Needless to say, in this line of work, keeping up morale is a constant battle. We are extremely thankful for the invaluable work of Morale Boosters as Tom and his team fight tenaciously to support us. They help the helpers, provide for the protectors, take the time to reach out and ascertain what the actual need is, and provide to the fullest extent possible. We are very grateful for this organization, and appreciate their selfless devotion to those who are dedicated to protecting this great nation.
I have been a full time, sworn Police Chaplain for 10 years with the Portland Police Bureau. I spend most days responding to Officers experiencing traumatic events as part of our employee assistance wellness program. The entire time I have been at PPB there has been consistent riots and occasional problems with anarchists – now rebranded as Antifa – and constant scrutiny from the DOJ and our own city leadership.

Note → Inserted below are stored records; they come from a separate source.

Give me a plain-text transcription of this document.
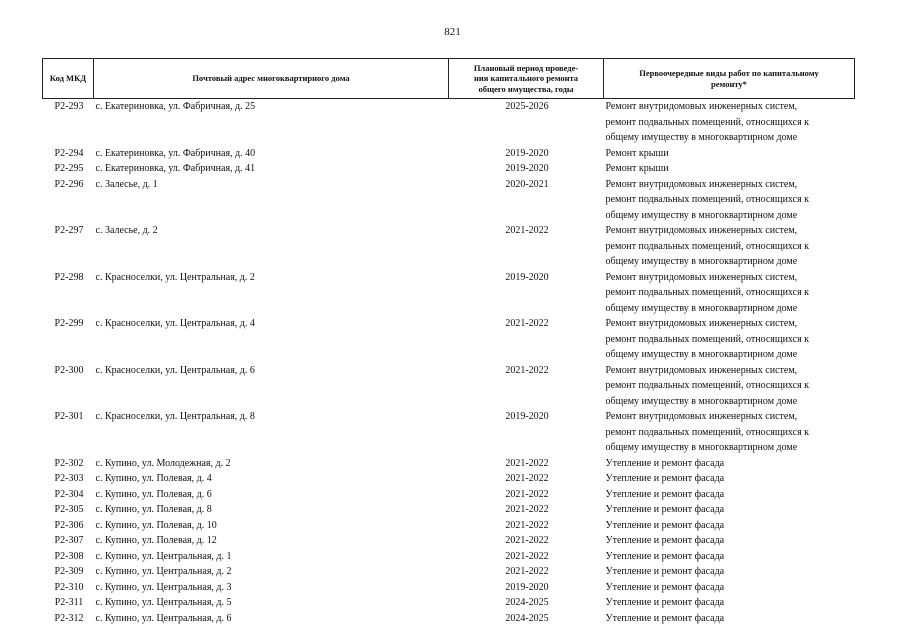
821
Код МКД	Почтовый адрес многоквартирного дома	Плановый период проведе-
ния капитального ремонта
общего имущества, годы	Первоочередные виды работ по капитальному
ремонту*

Р2-293	с. Екатериновка, ул. Фабричная, д. 25	2025-2026	Ремонт внутридомовых инженерных систем,
ремонт подвальных помещений, относящихся к
общему имуществу в многоквартирном доме

Р2-294	с. Екатериновка, ул. Фабричная, д. 40	2019-2020	Ремонт крыши

Р2-295	с. Екатериновка, ул. Фабричная, д. 41	2019-2020	Ремонт крыши

Р2-296	с. Залесье, д. 1	2020-2021	Ремонт внутридомовых инженерных систем,
ремонт подвальных помещений, относящихся к
общему имуществу в многоквартирном доме

Р2-297	с. Залесье, д. 2	2021-2022	Ремонт внутридомовых инженерных систем,
ремонт подвальных помещений, относящихся к
общему имуществу в многоквартирном доме

Р2-298	с. Красноселки, ул. Центральная, д. 2	2019-2020	Ремонт внутридомовых инженерных систем,
ремонт подвальных помещений, относящихся к
общему имуществу в многоквартирном доме

Р2-299	с. Красноселки, ул. Центральная, д. 4	2021-2022	Ремонт внутридомовых инженерных систем,
ремонт подвальных помещений, относящихся к
общему имуществу в многоквартирном доме

Р2-300	с. Красноселки, ул. Центральная, д. 6	2021-2022	Ремонт внутридомовых инженерных систем,
ремонт подвальных помещений, относящихся к
общему имуществу в многоквартирном доме

Р2-301	с. Красноселки, ул. Центральная, д. 8	2019-2020	Ремонт внутридомовых инженерных систем,
ремонт подвальных помещений, относящихся к
общему имуществу в многоквартирном доме

Р2-302	с. Купино, ул. Молодежная, д. 2	2021-2022	Утепление и ремонт фасада

Р2-303	с. Купино, ул. Полевая, д. 4	2021-2022	Утепление и ремонт фасада

Р2-304	с. Купино, ул. Полевая, д. 6	2021-2022	Утепление и ремонт фасада

Р2-305	с. Купино, ул. Полевая, д. 8	2021-2022	Утепление и ремонт фасада

Р2-306	с. Купино, ул. Полевая, д. 10	2021-2022	Утепление и ремонт фасада

Р2-307	с. Купино, ул. Полевая, д. 12	2021-2022	Утепление и ремонт фасада

Р2-308	с. Купино, ул. Центральная, д. 1	2021-2022	Утепление и ремонт фасада

Р2-309	с. Купино, ул. Центральная, д. 2	2021-2022	Утепление и ремонт фасада

Р2-310	с. Купино, ул. Центральная, д. 3	2019-2020	Утепление и ремонт фасада

Р2-311	с. Купино, ул. Центральная, д. 5	2024-2025	Утепление и ремонт фасада

Р2-312	с. Купино, ул. Центральная, д. 6	2024-2025	Утепление и ремонт фасада
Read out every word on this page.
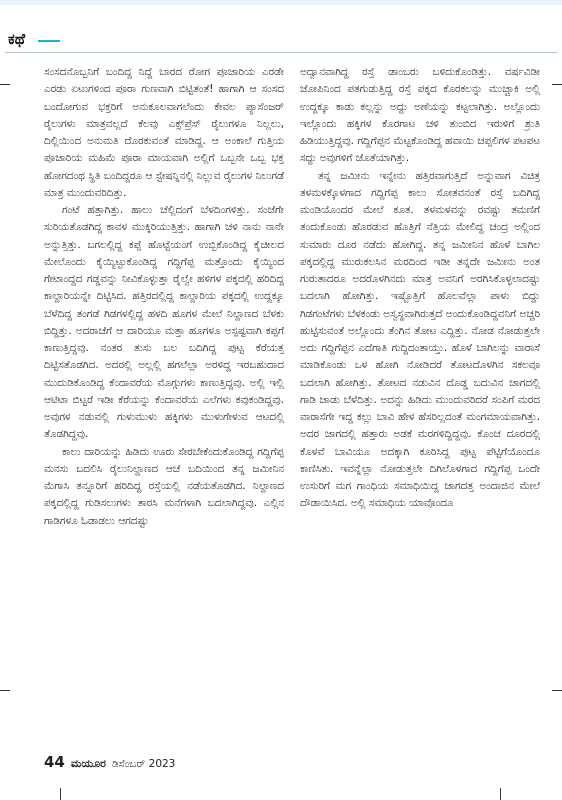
ಕಥೆ

ಸಂಸದನೊಬ್ಬನಿಗೆ ಬಂದಿದ್ದ ನಿದ್ದೆ ಬಾರದ ರೋಗ ಪೂಜಾರಿಯ ಎರಡೇ ಎರಡು ಏಟುಗಳಿಂದ ಪೂರಾ ಗುಣವಾಗಿ ಬಿಟ್ಟಿತಂತೆ! ಹಾಗಾಗಿ ಆ ಸಂಸದ ಬಂದೋಗುವ ಭಕ್ತರಿಗೆ ಅನುಕೂಲವಾಗಲೆಂದು ಕೇವಲ ಪ್ಯಾಸೆಂಜರ್ ರೈಲುಗಳು ಮಾತ್ರವಲ್ಲದೆ ಕೆಲವು ಎಕ್ಸ್‌ಪ್ರೆಸ್ ರೈಲುಗಳೂ ನಿಲ್ಲಲು, ದಿಲ್ಲಿಯಿಂದ ಅನುಮತಿ ದೊರಕುವಂತೆ ಮಾಡಿದ್ದ. ಆ ಅಂಕಾಲೆ ಗುತ್ತಿಯ ಪೂಜಾರಿಯ ಮಹಿಮೆ ಪೂರಾ ಮಾಯವಾಗಿ ಅಲ್ಲಿಗೆ ಒಬ್ಬನೇ ಒಬ್ಬ ಭಕ್ತ ಹೋಗದಂಥ ಸ್ಥಿತಿ ಬಂದಿದ್ದರೂ ಆ ಸ್ಟೇಷನ್ನಿನಲ್ಲಿ ನಿಲ್ಲುವ ರೈಲುಗಳ ನಿಲುಗಡೆ ಮಾತ್ರ ಮುಂದುವರಿದಿತ್ತು.

ಗಂಟೆ ಹತ್ತಾಗಿತ್ತು. ಹಾಲು ಚೆಲ್ಲಿದಂಗೆ ಬೆಳದಿಂಗಳಿತ್ತು. ಸಂಜೆಗೇ ಸುರಿಯತೊಡಗಿದ್ದ ಕಾವಳ ಮುಕ್ಕಿರಿಯುತ್ತಿತ್ತು. ಹಾಗಾಗಿ ಚಳಿ ನಾನು ನಾನೇ ಅನ್ನುತ್ತಿತ್ತು. ಬಗಲಲ್ಲಿದ್ದ ಕಪ್ಪೆ ಹೊಟ್ಟೆಯಂಗೆ ಉಬ್ಬಿಕೊಂಡಿದ್ದ ಕೈಚೀಲದ ಮೇಲೊಂದು ಕೈಯ್ಯಿಟ್ಟುಕೊಂಡಿದ್ದ ಗದ್ದಿಗೆಪ್ಪ ಮತ್ತೊಂದು ಕೈಯ್ಯಿಂದ ಗೇಟಾಂದ್ದದ ಗಡ್ಡವನ್ನು ನೀವಿಕೊಳ್ಳುತ್ತಾ ರೈಲ್ವೇ ಹಳಿಗಳ ಪಕ್ಕದಲ್ಲಿ ಹರಿದಿದ್ದ ಕಾಲ್ದಾರಿಯನ್ನೇ ದಿಟ್ಟಿಸಿದ. ಹತ್ತಿರದಲ್ಲಿದ್ದ ಕಾಲ್ದಾರಿಯ ಪಕ್ಕದಲ್ಲಿ ಉದ್ದಕ್ಕೂ ಬೆಳೆದಿದ್ದ ತಂಗಡೆ ಗಿಡಗಳಲ್ಲಿದ್ದ ಹಳದಿ ಹೂಗಳ ಮೇಲೆ ನಿಲ್ದಾಣದ ಬೆಳಕು ಬಿದ್ದಿತ್ತು. ಅದರಾಚೆಗೆ ಆ ದಾರಿಯೂ ಮತ್ತಾ ಹೂಗಳೂ ಅಸ್ಪಷ್ಟವಾಗಿ ಕಪ್ಪಗೆ ಕಾಣುತ್ತಿದ್ದವು. ನಂತರ ತುಸು ಬಲ ಬದಿಗಿದ್ದ ಪುಟ್ಟ ಕೆರೆಯತ್ತ ದಿಟ್ಟಿಸತೊಡಗಿದ. ಅದರಲ್ಲಿ ಅಲ್ಲಲ್ಲಿ ಹಗಲೆಲ್ಲಾ ಅರಳಿದ್ದ ಇರಬಹುದಾದ ಮುದುಡಿಕೊಂಡಿದ್ದ ಕೆಂದಾವರೆಯ ಮೊಗ್ಗುಗಳು ಕಾಣುತ್ತಿದ್ದವು. ಅಲ್ಲಿ ಇಲ್ಲಿ ಆಟಿಟಾ ಬಿಟ್ಟರೆ ಇಡೀ ಕೆರೆಯನ್ನು ಕೆಂದಾವರೆಯ ಎಲೆಗಳು ಕವುಕಂಡಿದ್ದವು. ಅವುಗಳ ನಡುವಲ್ಲಿ ಗುಳುಮುಳು ಹಕ್ಕಿಗಳು ಮುಳುಗೇಳುವ ಆಟದಲ್ಲಿ ತೊಡಗಿದ್ದವು.

ಕಾಲು ದಾರಿಯನ್ನು ಹಿಡಿದು ಊರು ಸೇರಬೇಕೆಂದುಕೊಂಡಿದ್ದ ಗದ್ದಿಗೆಪ್ಪ ಮನಸು ಬದಲಿಸಿ ರೈಲುನಿಲ್ದಾಣದ ಆಚೆ ಬದಿಯಿಂದ ತನ್ನ ಜಮೀನಿನ ಮೆಗಾಸಿ ತನ್ನೂರಿಗೆ ಹರಿದಿದ್ದ ರಸ್ತೆಯಲ್ಲಿ ನಡೆಯತೊಡಗಿದ. ನಿಲ್ದಾಣದ ಪಕ್ಕದಲ್ಲಿದ್ದ ಗುಡಿಸಲುಗಳು ತಾರಸಿ ಮನೆಗಳಾಗಿ ಬದಲಾಗಿದ್ದವು. ಎಲ್ಲಿನ ಗಾಡಿಗಳೂ ಓಡಾಡಲು ಆಗದಷ್ಟು

ಅದ್ವಾನವಾಗಿದ್ದ ರಸ್ತೆ ಡಾಂಬರು ಬಳಿದುಕೊಂಡಿತ್ತು. ವರ್ಷವಿಡೀ ಜೋಪಿನಿಂದ ಪತಗುಡುತ್ತಿದ್ದ ರಸ್ತೆ ಪಕ್ಕದ ಕೊರಕಲನ್ನು ಮುಚ್ಚಾಕಿ ಅಲ್ಲಿ ಉದ್ದಕ್ಕೂ ಕಾಡು ಕಲ್ಲನ್ನು ಅದ್ದು ಅಣೆಯನ್ನು ಕಟ್ಟಲಾಗಿತ್ತು. ಅಲ್ಲೊಂದು ಇಲ್ಲೊಂದು ಹಕ್ಕಿಗಳ ಕೊರಗಾಟ ಚಳಿ ತುಂಬಿದ ಇರುಳಿಗೆ ಶ್ರುತಿ ಹಿಡಿಯುತ್ತಿದ್ದವು. ಗದ್ದಿಗೆಪ್ಪನ ಮೆಟ್ಟಕೊಂಡಿದ್ದ ಹವಾಯಿ ಚಪ್ಪಲಿಗಳ ಪಟಪಟ ಸದ್ದು ಅವುಗಳಿಗೆ ಜೊತೆಯಾಗಿತ್ತು.

ತನ್ನ ಜಮೀನು ಇನ್ನೇನು ಹತ್ತಿರವಾಗುತ್ತಿದೆ ಅನ್ನುವಾಗ ವಿಚಿತ್ರ ತಳಮಳಕ್ಕೊಳಗಾದ ಗದ್ದಿಗೆಪ್ಪ ಕಾಲು ಸೋತವನಂತೆ ರಸ್ತೆ ಬದಿಗಿದ್ದ ಮಂಡಿಯೊಂದರ ಮೇಲೆ ಕೂತ. ತಳಮಳವನ್ನು ರವಷ್ಟು ತಮಣಿಗೆ ತಂದುಕೊಂಡು ಹೊರಡುವ ಹೊತ್ತಿಗೆ ನೆತ್ತಿಯ ಮೇಲಿದ್ದ ಚಂದ್ರ ಅಲ್ಲಿಂದ ಸುಮಾರು ದೂರ ನಡೆದು ಹೋಗಿದ್ದ. ತನ್ನ ಜಮೀನಿನ ಹೊಳೆ ಬಾಗಿಲ ಪಕ್ಕದಲ್ಲಿದ್ದ ಮುರುಕಲಸಿನ ಮರದಿಂದ ಇಡೀ ತನ್ನದೇ ಜಮೀನು ಅಂತ ಗುರುತಾದರೂ ಅದರೊಳಗಿನದು ಮಾತ್ರ ಅವನಿಗೆ ಅರಗಿಸಿಕೊಳ್ಳಲಾದಷ್ಟು ಬದಲಾಗಿ ಹೋಗಿತ್ತು. ಇಷ್ಟೊತ್ತಿಗೆ ಹೊಲವೆಲ್ಲಾ ಪಾಳು ಬಿದ್ದು ಗಿಡಗಂಟೆಗಳು ಬೆಳಕಂಡು ಅಸ್ವಸ್ಥವಾಗಿರುತ್ತದೆ ಅಂದುಕೊಂಡಿದ್ದವನಿಗೆ ಅಚ್ಚರಿ ಹುಟ್ಟಿಸುವಂತೆ ಅಲ್ಲೊಂದು ತೆಂಗಿನ ತೋಟ ಎದ್ದಿತ್ತು. ನೋಡ ನೋಡುತ್ತಲೇ ಅದು ಗದ್ದಿಗೆಪ್ಪನ ಎದೆಗಾತಿ ಗುದ್ದಿದಂತಾಯ್ತು. ಹೊಳೆ ಬಾಗಿಲನ್ನು ವಾರಾಸೆ ಮಾಡಿಕೊಂಡು ಒಳ ಹೋಗಿ ನೋಡಿದರೆ ತೋಟದೊಳಗಿನ ಸಕಲವೂ ಬದಲಾಗಿ ಹೋಗಿತ್ತು. ತೋಟದ ನಡುವಿನ ದೊಡ್ಡ ಬದುವಿನ ಜಾಗದಲ್ಲಿ ಗಾಡಿ ಜಾಡು ಬೆಳೆದಿತ್ತು. ಅದನ್ನು ಹಿಡಿದು ಮುಂದುವರಿದರೆ ಸಂಪಿಗೆ ಮರದ ವಾರಾಸೆಗೇ ಇದ್ದ ಕಲ್ಲು ಬಾವಿ ಹೇಳ ಹೆಸರಿಲ್ಲದಂತೆ ಮಂಗಮಾಯವಾಗಿತ್ತು. ಅದರ ಜಾಗದಲ್ಲಿ ಹತ್ತಾರು ಅಡಕೆ ಮರಗಳಿದ್ದಿದ್ದವು. ಕೊಂಚ ದೂರದಲ್ಲಿ ಕೊಳವೆ ಬಾವಿಯೂ ಅದಕ್ಕಾಗಿ ಕೂರಿಸಿದ್ದ ಪುಟ್ಟ ಪೆಟ್ಟಿಗೆಯೊಂದೂ ಕಾಣಿಸಿತು. ಇವನ್ನೆಲ್ಲಾ ನೋಡುತ್ತಲೇ ದಿಗಿಲೊಳಗಾದ ಗದ್ದಿಗೆಪ್ಪ ಒಂದೇ ಉಸುರಿಗೆ ಮಗ ಗಾಂಧಿಯ ಸಮಾಧಿಯಿದ್ದ ಜಾಗದತ್ತ ಅಂದಾಜಿನ ಮೇಲೆ ದೌಡಾಯಿಸಿದ. ಅಲ್ಲಿ ಸಮಾಧಿಯ ಯಾವೊಂದೂ

44 ಮಯೂರ ಡಿಸೆಂಬರ್ 2023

The past 6 months have been historic. We have seen almost constant violence in our country and especially our city. Portland Police had city council members betray us, making accusations of the Police causing the violence, and even saying the Police started the fires during the nightly violence. The Officers in Portland were broken and discouraged, and many felt hated by their city -- and even some of their churches.
During this dark time, I was connected with Tom Langan of Morale Boosters and we received some of their "morale boosts." The officers were amazed, thankful, and surprised that people down in southern California cared enough about them to send Bibles, gifts, and even a banner. God has not been silent during this difficult time, and I get to have a front row seat to the work His people, like those at Morale Boosters, have in answering this call to action.
A few years ago I asked a local pastor about why he felt called to support the Police. His statement to me was "When I came home from Vietnam, after serving as a combat Marine there, the way we were treated is the same way they treat cops today." A few weeks ago, I saw a protester with a sign outside our Central Precinct that could have been a Vietnam War protest sign. The sign simply said "murderers, baby killers". After a short, tense conversation, he decided to leave, but that ideology permeates the anti-police protests.
Thank you, Morale Boosters, for supporting Portland Police at a time when many Police feel completely abandoned.